The autonomous vehicle space mainly comprises of sensors, platforms, features, data engineering, mileage validation etcetera. Significant technology and business model innovations are being witnessed in each of these component areas, with a large number of new players bringing unique solutions. In addition to this, important functional areas such as vehicle integration, safety regulations, functional safety and security are being discussed in all forums as part of the autonomous drive. Much like the component space, the functional areas are also exploding with possible solutions and trade-offs.
In all of this, one key area that has not been brought to attention yet is the role of system engineering in the ecosystem, especially from the perspective of safety and system integration. In most cases, the clear value of system engineering has not been realised as the terminology itself is a new addition for the automotive industry. After having missed it initially, the leaders in the aerospace industry took strong initiatives to embed system engineering into the “product development life cycle”.
Eventually, other adjacent industries such as railways, medical, and mining started adopting system engineering as a functional area. With autonomous vehicle programmes on the radar, one cannot afford to overlook it.
System engineering, as aforesaid, is a new functional area, which was introduced for the need of better safety standards. OEMs and Tier 1s have been slow to adopt it, given the absence of foreseeable insights on the return on investment, which the function can generate. Moreover, the understanding of the scope of system engineering has been different for different players.
In general, the greatest missing elements are importance of use cases, scenarios and validation of autonomous features against scenarios. The trend today is that the features mostly get validated in test tracks or roads. Test tracks have limitations in creating all the complex scenarios that the autonomous vehicle has to undergo on real roads. Also, the complex scenarios may not be covered in millions of miles of drive as there are always exceptions
Therefore, it is extremely important to create library of scenarios and create models to validate features before the testing takes place on road. The major contribution of scenarios and scenario models are not only for performance validation but also in requirement validation and requirement articulation. Furthermore, several non-functional and performance requirements are driven from use cases, which bring significant values in autonomous vehicle development.
System engineering not only assures safety and reliability of the product but at the same time is critical for optimising cost. The systematic process of defining the requirements, use cases and their corresponding test cases and test procedure is the key aspect that regulations demand in safety critical systems. This makes system engineering an inseparable process and element in the development chain.

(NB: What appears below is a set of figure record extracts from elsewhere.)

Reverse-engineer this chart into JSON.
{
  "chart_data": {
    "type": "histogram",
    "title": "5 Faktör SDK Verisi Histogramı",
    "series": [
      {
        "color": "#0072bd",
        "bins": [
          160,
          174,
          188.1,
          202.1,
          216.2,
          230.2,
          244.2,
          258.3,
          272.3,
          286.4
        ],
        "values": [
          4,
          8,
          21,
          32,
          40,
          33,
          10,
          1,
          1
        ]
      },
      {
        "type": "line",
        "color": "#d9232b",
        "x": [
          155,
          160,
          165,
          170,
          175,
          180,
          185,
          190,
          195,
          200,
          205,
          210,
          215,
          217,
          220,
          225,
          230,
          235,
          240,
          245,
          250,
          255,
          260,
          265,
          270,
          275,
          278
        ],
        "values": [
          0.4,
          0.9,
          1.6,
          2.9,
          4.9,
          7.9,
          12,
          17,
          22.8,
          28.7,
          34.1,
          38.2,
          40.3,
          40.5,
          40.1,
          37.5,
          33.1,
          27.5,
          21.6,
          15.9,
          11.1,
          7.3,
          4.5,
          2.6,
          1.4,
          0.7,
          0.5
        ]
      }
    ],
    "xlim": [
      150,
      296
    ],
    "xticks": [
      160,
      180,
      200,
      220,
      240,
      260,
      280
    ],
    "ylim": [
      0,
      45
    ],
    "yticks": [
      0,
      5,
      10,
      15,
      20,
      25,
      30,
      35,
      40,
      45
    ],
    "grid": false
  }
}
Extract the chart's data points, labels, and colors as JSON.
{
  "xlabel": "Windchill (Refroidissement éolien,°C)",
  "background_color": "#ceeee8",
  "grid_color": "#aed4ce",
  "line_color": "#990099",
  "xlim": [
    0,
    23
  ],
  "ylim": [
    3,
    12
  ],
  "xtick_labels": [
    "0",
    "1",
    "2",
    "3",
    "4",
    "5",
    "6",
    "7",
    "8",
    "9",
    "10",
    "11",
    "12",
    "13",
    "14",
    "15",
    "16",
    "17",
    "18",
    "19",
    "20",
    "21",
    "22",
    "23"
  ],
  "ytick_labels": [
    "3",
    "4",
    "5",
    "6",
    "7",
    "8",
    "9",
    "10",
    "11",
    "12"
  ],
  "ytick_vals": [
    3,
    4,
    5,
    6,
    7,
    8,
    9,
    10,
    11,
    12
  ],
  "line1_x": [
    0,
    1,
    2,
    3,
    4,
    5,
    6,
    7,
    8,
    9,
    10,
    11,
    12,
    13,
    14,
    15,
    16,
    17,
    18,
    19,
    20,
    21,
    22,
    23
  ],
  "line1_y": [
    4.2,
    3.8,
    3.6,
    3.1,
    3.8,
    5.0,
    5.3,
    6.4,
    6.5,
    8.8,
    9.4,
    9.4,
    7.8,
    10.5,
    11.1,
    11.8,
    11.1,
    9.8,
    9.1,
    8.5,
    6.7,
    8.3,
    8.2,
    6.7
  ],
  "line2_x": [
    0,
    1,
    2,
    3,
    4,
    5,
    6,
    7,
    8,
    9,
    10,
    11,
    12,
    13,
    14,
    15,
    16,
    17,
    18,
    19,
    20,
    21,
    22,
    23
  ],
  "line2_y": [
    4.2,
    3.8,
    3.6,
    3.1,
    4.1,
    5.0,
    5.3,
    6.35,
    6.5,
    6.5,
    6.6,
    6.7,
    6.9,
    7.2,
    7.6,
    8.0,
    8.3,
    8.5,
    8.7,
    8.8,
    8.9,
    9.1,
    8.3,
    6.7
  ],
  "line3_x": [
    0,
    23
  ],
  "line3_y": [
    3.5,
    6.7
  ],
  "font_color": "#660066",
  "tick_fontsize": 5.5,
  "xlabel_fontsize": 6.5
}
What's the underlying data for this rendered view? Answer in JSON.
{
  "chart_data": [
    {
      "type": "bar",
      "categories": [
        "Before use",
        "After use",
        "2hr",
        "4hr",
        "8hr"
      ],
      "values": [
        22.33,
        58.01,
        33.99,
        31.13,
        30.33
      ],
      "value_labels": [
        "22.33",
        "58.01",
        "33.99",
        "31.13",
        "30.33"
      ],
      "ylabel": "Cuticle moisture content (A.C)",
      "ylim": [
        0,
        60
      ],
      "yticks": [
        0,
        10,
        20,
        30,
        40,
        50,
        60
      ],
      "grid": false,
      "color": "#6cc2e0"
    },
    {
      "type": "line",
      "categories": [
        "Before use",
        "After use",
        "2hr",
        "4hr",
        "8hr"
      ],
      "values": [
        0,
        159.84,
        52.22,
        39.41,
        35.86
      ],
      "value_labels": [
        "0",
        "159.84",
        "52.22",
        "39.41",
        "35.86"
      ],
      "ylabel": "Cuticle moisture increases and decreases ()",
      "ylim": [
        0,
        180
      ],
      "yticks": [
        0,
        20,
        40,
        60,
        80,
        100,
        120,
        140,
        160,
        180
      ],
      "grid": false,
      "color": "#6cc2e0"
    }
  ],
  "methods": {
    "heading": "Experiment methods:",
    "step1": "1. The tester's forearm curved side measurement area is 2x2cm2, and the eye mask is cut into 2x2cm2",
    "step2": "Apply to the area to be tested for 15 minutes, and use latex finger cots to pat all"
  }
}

The system engineering process is one of the key processes in the autonomous vehicle system development cycle. A standard process flow incorporating major aspects of system engineering has been described in the process flow diagram.
The system engineering process includes a step-by-step development approach for the three key aspects of system engineering: requirement engineering, architecture development and functional safety. The outcome of this process is system engineering artefacts such as requirements, architecture and safety goals. There are other intermediate artefacts generated in the process that are enablers for low level design and development activities.
In the current development scenario, architecture is done independent of the requirements, and similarly safety analysis and safety design are done independent of requirements and architecture. The effectiveness of doing all independently is less as compared to having them evolved through a step-by-step process. The architecture and safety analysis drives completion in requirements and use cases.
The system engineering process assures development of all relevant artefacts that are essential to fulfil the mission and operational scenarios of the system under development. The use cases and scenarios developed through this process are used for defining requirement as well used in verification and validation of activities. In addition, the process enables creation of interfaces documents between functions. A list of interfaces between the different functions in architecture also gets created simultaneously with their appropriate attributes.
While system engineering has been a key functional area in the aerospace and other mission critical and safety critical systems, it is also important to adopt system engineering as key functional area in the automotive industry, especially in development of autonomous vehicles. System engineering is the base of all key elements like sensors, platforms, networks, actuations, feature software and functional safety. It not only provides values in assuring safety and reliability of the product but at the same time is the key element to optimise cost and development cycle.
The systematic process of defining the requirements, use cases and their corresponding test cases and test procedure is the key aspect that regulations demand in safety critical systems, making system engineering a key process and element in the development cycle. The system engineering process defines detail requirements, architecture diagrams, and safety cases and also defines the interaction between all these. By creating the detailed requirements, architecture and safety cases during the beginning phase – which is the system engineering phase – the development as well as verification and validation cycle time get reduced.